Germany's FAI Expands To Deal With Growing Demand

 - September 24, 2015, 10:00 AM
FAI's new hangar 8 in Nuremberg will provide more aircraft parking space in response to its growing maintenance activity. [Photo: Guillaume Lecompte-Boinet]

German business aviation services group FAI Aviation Group announced plans to build a new hangar at its Nuremberg headquarters. The 48,439-sq-ft building, designated hangar eight, is expected to open in the spring of 2016 at a cost of approximately $7.9 million. It will double the size of FAI’s facilities, following the April 2014 opening of a 53,821-sq-ft hangar 7, which is used mainly for parking customer aircraft.

FAI lays claim to being one of the largest general aviation operators in Germany. Its 21-aircraft fleet is the second largest in the country, and the aircraft logged 12,400 hours last year. The fleet, all of which was acquired pre-owned and entirely consisting of Bombardier models, includes three Global Expresses, four Challenger 604s, nine Learjet 60s, five Learjet 55s and a Learjet 35A. The company is in the process of buying a fifth Challenger 604, which will replace two of the Learjet 55s.

This year FAI expects to boost revenue by some 10 percent, to more than €84 million ($95 million), after achieving a similar increase last year. FAI chairman and CEO Siegfried Axtmann explained that the new hangar will be used primarily for parking aircraft. The need for extra space has been triggered by FAI’s maintenance business, which has outgrown its existing hangar. FAI’s main activity is charter, with a focus on supporting special-mission operations and medical evacuation services.

Special missions and air ambulance work account for as much as 80 percent of the company’s flying. Air ambulance work alone is set to account for around €40 million ($45 million) in revenue this year, making the company one of the largest fixed-wing-only operators worldwide in this sector. Half of this flying is done with the Learjets and the other half with the Challengers.

The company’s special missions division, active since 2004, mainly provides flights for the United Nations and generates approximately €25 million ($28 million) with six aircraft and a seventh on standby for maintenance cover. FAI employs 80 pilots (out of a workforce of 180); four-fifths of them are on the payroll full-time and the remainder contractors.

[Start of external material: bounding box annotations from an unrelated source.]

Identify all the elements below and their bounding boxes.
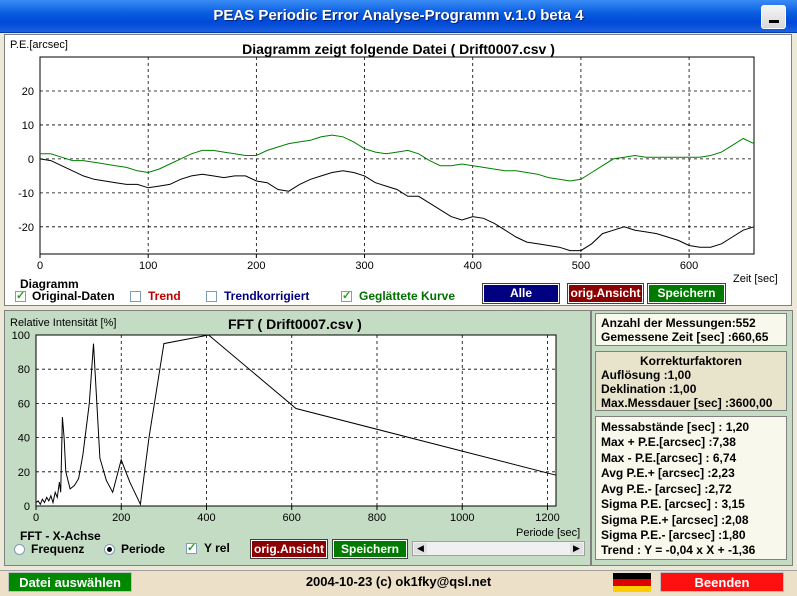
stats-box: Messabstände [sec] : 1,20 Max + P.E.[arc… <box>595 416 787 560</box>
fft-scrollbar[interactable]: ◀ ▶ <box>412 541 585 556</box>
measurement-box: Anzahl der Messungen:552 Gemessene Zeit … <box>595 313 787 346</box>
max-messdauer: Max.Messdauer [sec] :3600,00 <box>601 396 773 410</box>
fft-x-tick-label: 600 <box>283 512 301 524</box>
upper-y-tick-label: 10 <box>22 120 34 132</box>
upper-x-tick-label: 100 <box>139 260 157 272</box>
stat-avg-minus: Avg P.E.- [arcsec] :2,72 <box>601 482 732 496</box>
stat-sigma: Sigma P.E. [arcsec] : 3,15 <box>601 497 745 511</box>
fft-x-tick-label: 200 <box>112 512 130 524</box>
upper-x-tick-label: 200 <box>247 260 265 272</box>
fft-y-tick-label: 60 <box>18 398 30 410</box>
fft-x-tick-label: 1200 <box>535 512 559 524</box>
fft-y-tick-label: 80 <box>18 364 30 376</box>
fft-orig-ansicht-button[interactable]: orig.Ansicht <box>250 539 328 559</box>
upper-x-tick-label: 300 <box>355 260 373 272</box>
stat-trend: Trend : Y = -0,04 x X + -1,36 <box>601 543 756 557</box>
fft-plot-area <box>35 334 557 507</box>
upper-y-tick-label: -10 <box>18 188 34 200</box>
fft-speichern-button[interactable]: Speichern <box>332 539 408 559</box>
upper-plot-area <box>39 56 755 255</box>
yrel-checkbox[interactable] <box>186 541 197 554</box>
stat-avg-plus: Avg P.E.+ [arcsec] :2,23 <box>601 466 735 480</box>
anzahl-messungen: Anzahl der Messungen:552 <box>601 316 756 330</box>
upper-y-tick-label: 20 <box>22 86 34 98</box>
fft-y-tick-label: 20 <box>18 467 30 479</box>
periode-radio[interactable] <box>104 544 115 555</box>
stat-messabstaende: Messabstände [sec] : 1,20 <box>601 420 750 434</box>
fft-axis-label: FFT - X-Achse <box>20 529 101 543</box>
aufloesung: Auflösung :1,00 <box>601 368 692 382</box>
upper-x-tick-label: 600 <box>680 260 698 272</box>
upper-x-tick-label: 0 <box>37 260 43 272</box>
gemessene-zeit: Gemessene Zeit [sec] :660,65 <box>601 330 769 344</box>
fft-y-tick-label: 40 <box>18 433 30 445</box>
fft-x-tick-label: 1000 <box>450 512 474 524</box>
fft-x-tick-label: 0 <box>33 512 39 524</box>
deklination: Deklination :1,00 <box>601 382 697 396</box>
scroll-left-icon[interactable]: ◀ <box>414 543 427 554</box>
stat-max-plus: Max + P.E.[arcsec] :7,38 <box>601 435 736 449</box>
upper-y-tick-label: -20 <box>18 222 34 234</box>
fft-x-tick-label: 400 <box>197 512 215 524</box>
scroll-right-icon[interactable]: ▶ <box>570 543 583 554</box>
fft-y-tick-label: 0 <box>24 501 30 513</box>
stat-sigma-minus: Sigma P.E.- [arcsec] :1,80 <box>601 528 746 542</box>
korrektur-heading: Korrekturfaktoren <box>639 354 743 368</box>
frequenz-label: Frequenz <box>31 542 85 556</box>
korrektur-box: Korrekturfaktoren Auflösung :1,00 Deklin… <box>595 351 787 411</box>
periode-label: Periode <box>121 542 166 556</box>
upper-x-tick-label: 400 <box>464 260 482 272</box>
fft-line-chart: 0 200 400 600 800 1000 1200100806040200 <box>12 330 560 524</box>
stat-sigma-plus: Sigma P.E.+ [arcsec] :2,08 <box>601 513 749 527</box>
frequenz-radio[interactable] <box>14 544 25 555</box>
fft-x-tick-label: 800 <box>368 512 386 524</box>
upper-x-tick-label: 500 <box>572 260 590 272</box>
upper-line-chart: 0 100 200 300 400 500 60020100-10-20 <box>18 56 755 272</box>
upper-y-tick-label: 0 <box>28 154 34 166</box>
fft-y-tick-label: 100 <box>12 330 30 342</box>
yrel-label: Y rel <box>204 541 230 555</box>
upper-speichern-button[interactable]: Speichern <box>647 283 726 304</box>
stat-max-minus: Max - P.E.[arcsec] : 6,74 <box>601 451 737 465</box>
beenden-button[interactable]: Beenden <box>660 572 784 592</box>
german-flag-icon[interactable] <box>613 573 651 592</box>
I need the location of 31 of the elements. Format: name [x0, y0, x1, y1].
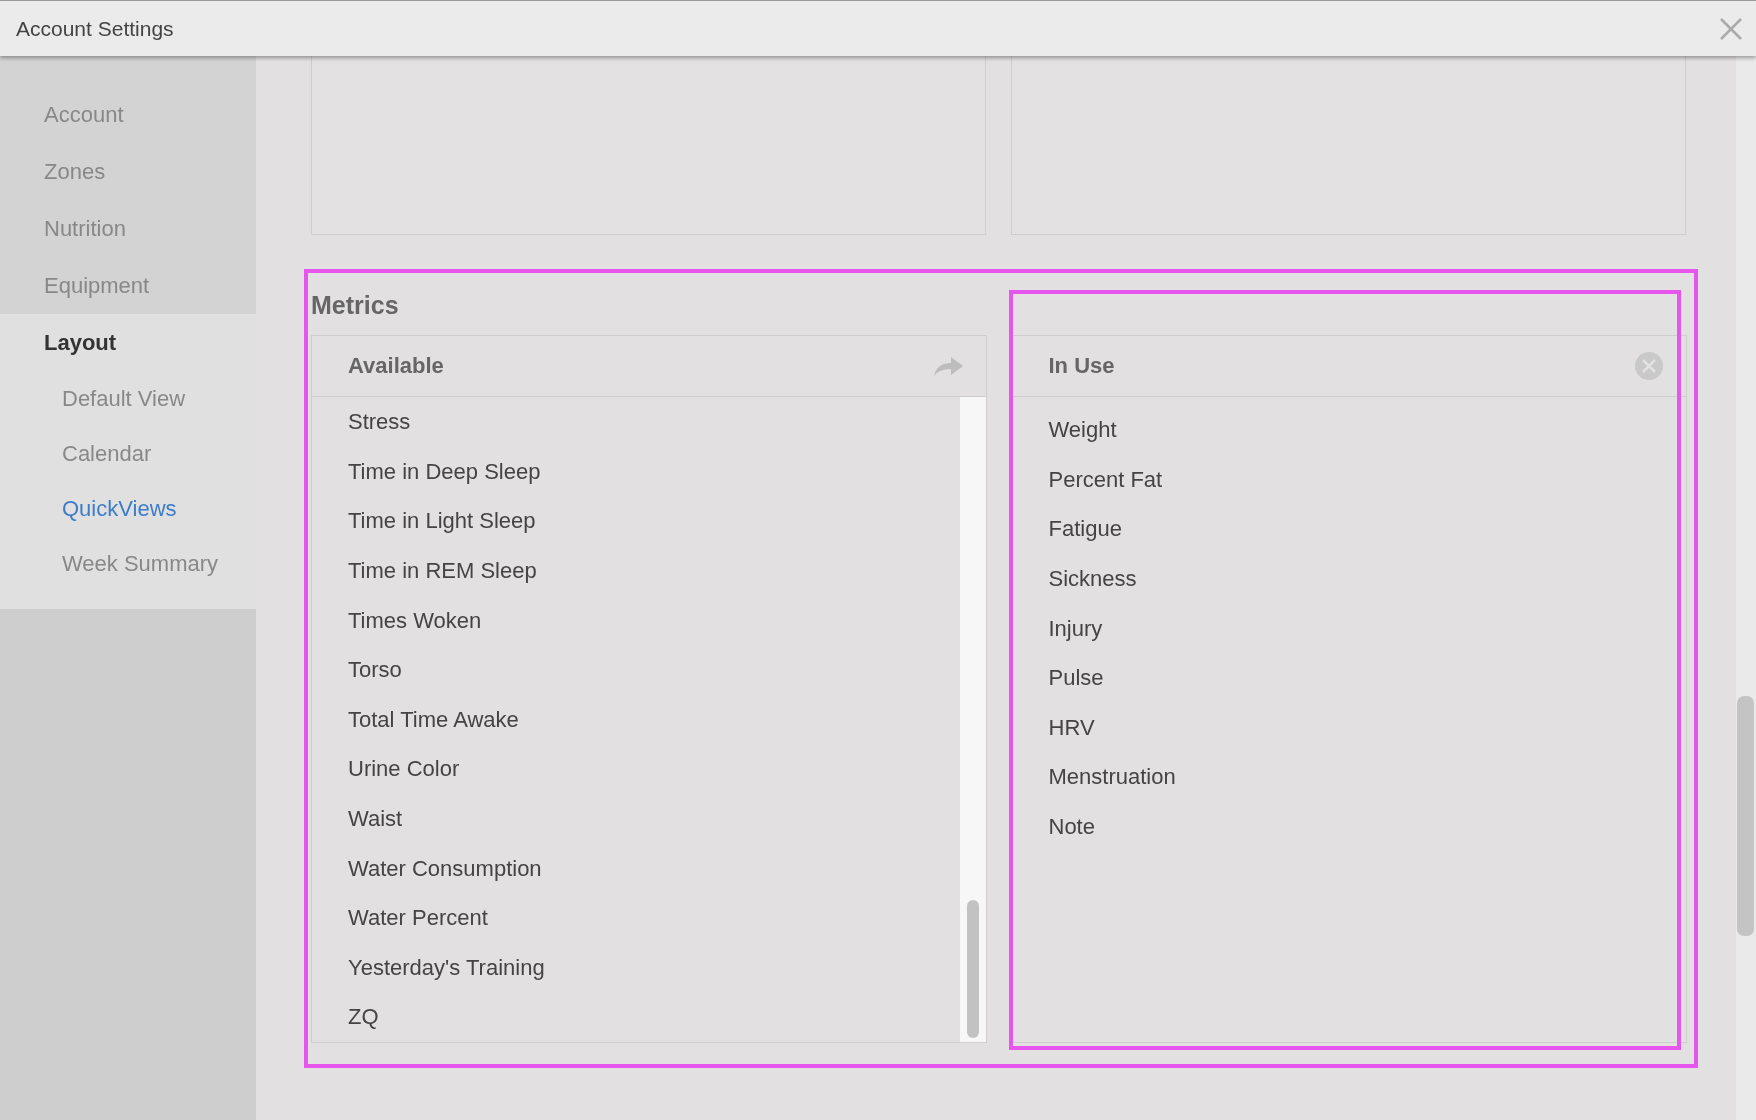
list-item[interactable]: Menstruation	[1012, 752, 1686, 803]
list-item[interactable]: Sickness	[1012, 554, 1686, 604]
panel-heading: In Use	[1048, 353, 1115, 380]
list-item[interactable]: Total Time Awake	[312, 694, 960, 745]
list-item[interactable]: Percent Fat	[1012, 454, 1686, 505]
section-title: Metrics	[311, 291, 400, 321]
scrollbar-thumb[interactable]	[966, 900, 979, 1038]
list-item[interactable]: Water Percent	[312, 893, 960, 943]
clear-icon[interactable]	[1634, 351, 1664, 382]
list-item[interactable]: Urine Color	[312, 744, 960, 795]
list-item[interactable]: Injury	[1012, 603, 1686, 654]
list-item[interactable]: Note	[1012, 802, 1686, 852]
list-item[interactable]: Weight	[1012, 405, 1686, 455]
sidebar-item[interactable]: Layout	[0, 314, 256, 371]
list-item[interactable]: ZQ	[312, 992, 960, 1042]
list-item[interactable]: Water Consumption	[312, 843, 960, 894]
window-title: Account Settings	[16, 16, 174, 41]
list-item[interactable]: Time in Deep Sleep	[312, 446, 960, 497]
list-item[interactable]: Times Woken	[312, 595, 960, 646]
list-item[interactable]: Yesterday's Training	[312, 942, 960, 993]
list-item[interactable]: HRV	[1012, 702, 1686, 753]
list-item[interactable]: Time in Light Sleep	[312, 496, 960, 547]
panel-heading: Available	[348, 353, 444, 380]
list-item[interactable]: Waist	[312, 794, 960, 844]
list-item[interactable]: Torso	[312, 645, 960, 695]
close-button[interactable]	[1718, 15, 1744, 42]
list-item[interactable]: Pulse	[1012, 653, 1686, 703]
list-item[interactable]: Stress	[312, 397, 960, 447]
scrollbar-thumb[interactable]	[1737, 696, 1754, 936]
list-item[interactable]: Fatigue	[1012, 504, 1686, 555]
list-item[interactable]: Time in REM Sleep	[312, 546, 960, 596]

Over the past 12 months FAI has flown 708 air ambulance missions in 123 countries, logging 2.11 million nautical miles. “One of the hardest challenges in our business is to balance operational and logistical constraints with safety requirements,” explained sales and marketing director Volker Lemke. Mainly on behalf of the UN, FAI often flies into dangerous regions across Africa and the Middle East (including Iraq and Afghanistan).

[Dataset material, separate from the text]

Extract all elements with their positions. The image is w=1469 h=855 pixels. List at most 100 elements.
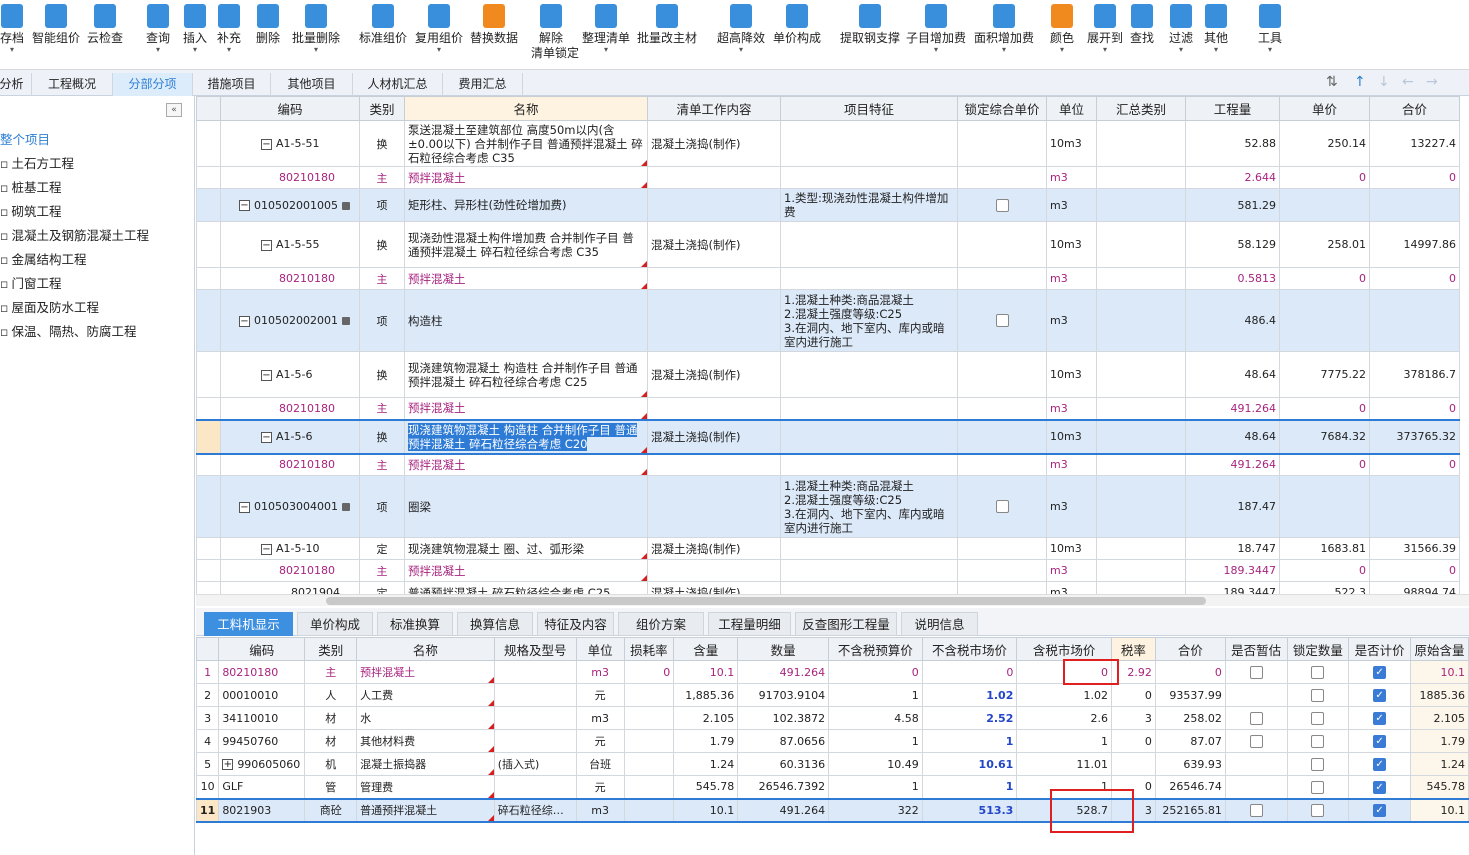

Air ambulance and special-mission operations are generating more and more of its maintenance activities. “We’re currently handling maintenance work in hangar six but it’s spilling over into hangar seven, which is next door. So this is why we need to add more space,” explained Axtmann, who bought the company back in 1989. Hangar eight, situated immediately opposite hangars six and seven, will be large enough to take three aircraft of A320 size or five Global Expresses.

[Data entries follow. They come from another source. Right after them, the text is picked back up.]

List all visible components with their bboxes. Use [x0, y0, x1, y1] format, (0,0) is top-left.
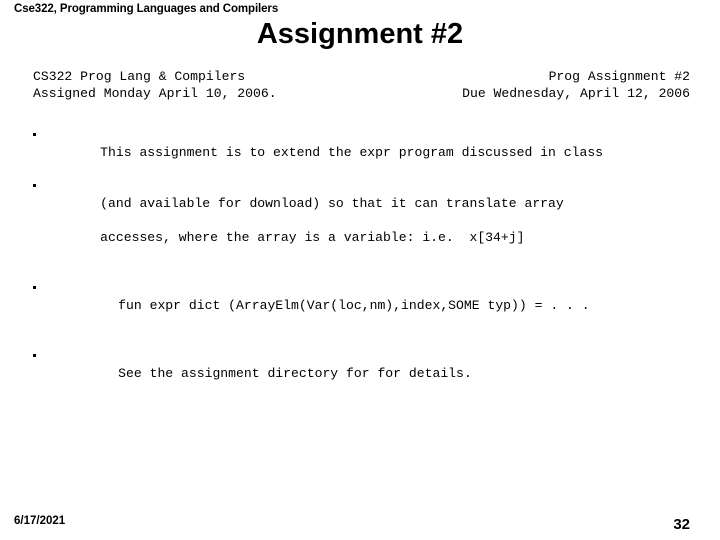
list-item-line: accesses, where the array is a variable:…	[100, 230, 525, 245]
slide-header: Cse322, Programming Languages and Compil…	[14, 3, 279, 15]
list-item: See the assignment directory for for det…	[33, 348, 693, 399]
info-row: CS322 Prog Lang & Compilers Prog Assignm…	[33, 68, 690, 85]
page-title: Assignment #2	[256, 18, 464, 50]
list-item-line: fun expr dict (ArrayElm(Var(loc,nm),inde…	[118, 298, 590, 313]
square-bullet-icon	[33, 178, 42, 195]
slide-number: 32	[673, 516, 690, 533]
square-bullet-icon	[33, 127, 42, 144]
list-item-text: See the assignment directory for for det…	[42, 348, 693, 399]
course-label: CS322 Prog Lang & Compilers	[33, 69, 246, 84]
list-item-text: (and available for download) so that it …	[42, 178, 693, 263]
bullet-list: This assignment is to extend the expr pr…	[33, 127, 693, 399]
info-row: Assigned Monday April 10, 2006. Due Wedn…	[33, 85, 690, 102]
assigned-date-label: Assigned Monday April 10, 2006.	[33, 86, 277, 101]
list-item-line: See the assignment directory for for det…	[118, 366, 472, 381]
due-date-label: Due Wednesday, April 12, 2006	[462, 86, 690, 101]
list-item-text: fun expr dict (ArrayElm(Var(loc,nm),inde…	[42, 280, 693, 331]
assignment-label: Prog Assignment #2	[548, 69, 690, 84]
square-bullet-icon	[33, 348, 42, 365]
list-item: fun expr dict (ArrayElm(Var(loc,nm),inde…	[33, 280, 693, 331]
square-bullet-icon	[33, 280, 42, 297]
list-item-line: (and available for download) so that it …	[100, 196, 564, 211]
list-item-text: This assignment is to extend the expr pr…	[42, 127, 693, 178]
list-item: This assignment is to extend the expr pr…	[33, 127, 693, 178]
list-item-line: This assignment is to extend the expr pr…	[100, 145, 604, 160]
assignment-info-block: CS322 Prog Lang & Compilers Prog Assignm…	[33, 68, 690, 102]
footer-date: 6/17/2021	[14, 515, 66, 527]
list-item: (and available for download) so that it …	[33, 178, 693, 263]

In addition to maintenance, special missions and air ambulance flying, FAI also offers executive charters. Most of FAI’s charter clients are large insurance groups or companies specializing in providing emergency assistance. Among the end customers are energy groups supporting remote operations.

Most of the firm’s executive charter work is carried out in the Global Express. “But this is a niche for us, providing supplementary revenue to cover our running costs,” explained Axtmann. “Air ambulance work is still our core business.” The company does not plan to expand into helicopter operations since, in its view, this is a heavily regulated sector, especially in Germany.